Thursday, May 8, 2008

Late Return

It's late and we've just arrived at home again from Hopkins after Henry's MRI. His scan remains unchanged from previous scans which is good news. There has been no progression. There remains an abnormality for which no one has an explanation.

We spoke with the radiation oncologist today as well which was the difficult conversation we've been putting off since the beginning. I'm not sure I even understand the options we have at this point, so I'll sleep on that to let it sink in a bit.

Henry was great today. He had only minor complaints about not being able to eat. He played happily on the floor during our early radiation consultation and after a while fell asleep on Tara's lap. He played with another child while at The Children's House and then we headed over for the MRI. They took us in quickly albeit for a long scan. He is such a little champion. We've very proud of his handling of what could have otherwise been a really rough day.

Saturday, May 3, 2008

Almost Normal

The days since we've returned from Baltimore have been filled with adjustments. We have moved all of our things back from St. Casimir's. While we were happy to leave, there was some nostalgia regarding the time we spent there. My mother has shouldered the burden of maintaining our home life and we have begun to assume those responsibilities again. The girls are acclimating to having their parents back more or less full time. We are in full swing with soccer season, spring school activities and the ever-present yard work.

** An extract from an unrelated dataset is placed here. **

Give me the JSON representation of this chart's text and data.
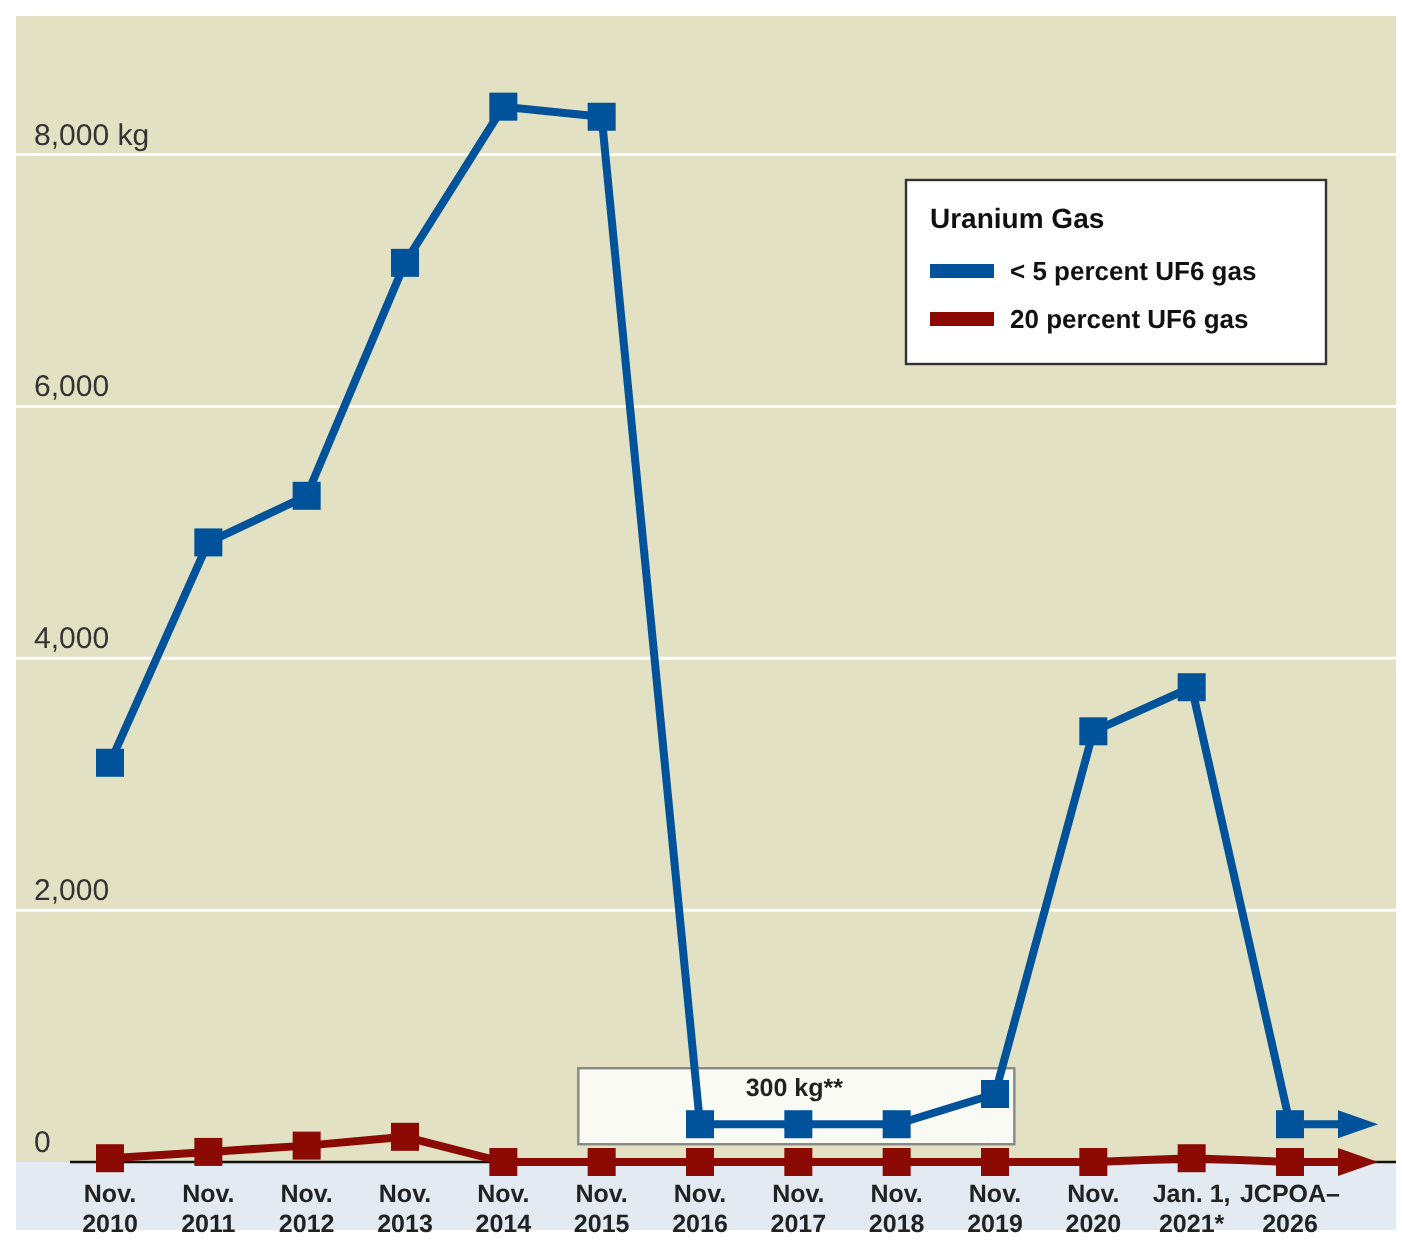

All of these purport a normal life. Things look like they're returning to their regularly occurring patterns. About the time we're feeling comfortable, there's a splinter in my brain about Henry's cancer. Sometimes it's noticing again that he still has no hair. A lot of times it's watching him playing juxtaposed against other neighborhood children or reviewing pre-diagnosis photos and movies of him at his 3rd birthday or just goofing around running, more steadily than he does now, in the back yard.

I'm grateful for where we stand now in the midst of this storm. The doctors have made it clear that Henry has successfully avoided many of the complications that occur during treatment. It's tempting to consider it complete, that we're through messing with this beast. Henry's chances have improved dramatically, but we've met too many families with recurrences to think that we're done. But our normal life habits are so comforting right now that it's nice to pretend for a while.

So we'll deal with the behavioral issues that catering to a three year old for six months have brought about. He's adjusting quicker that any of us expected. There are major tantrums but they're occurring less and less frequently. My mother returns home to Kansas next Tuesday when we'll also have a clinic appointment, fortunately both in Baltimore. We heard yesterday that Henry's follow up MRI will be next Thursday. It's not until late in the day and he won't be able to eat. It will be a challenging time, but nothing we've not done before. The hard part will be waiting for, and dealing with the results.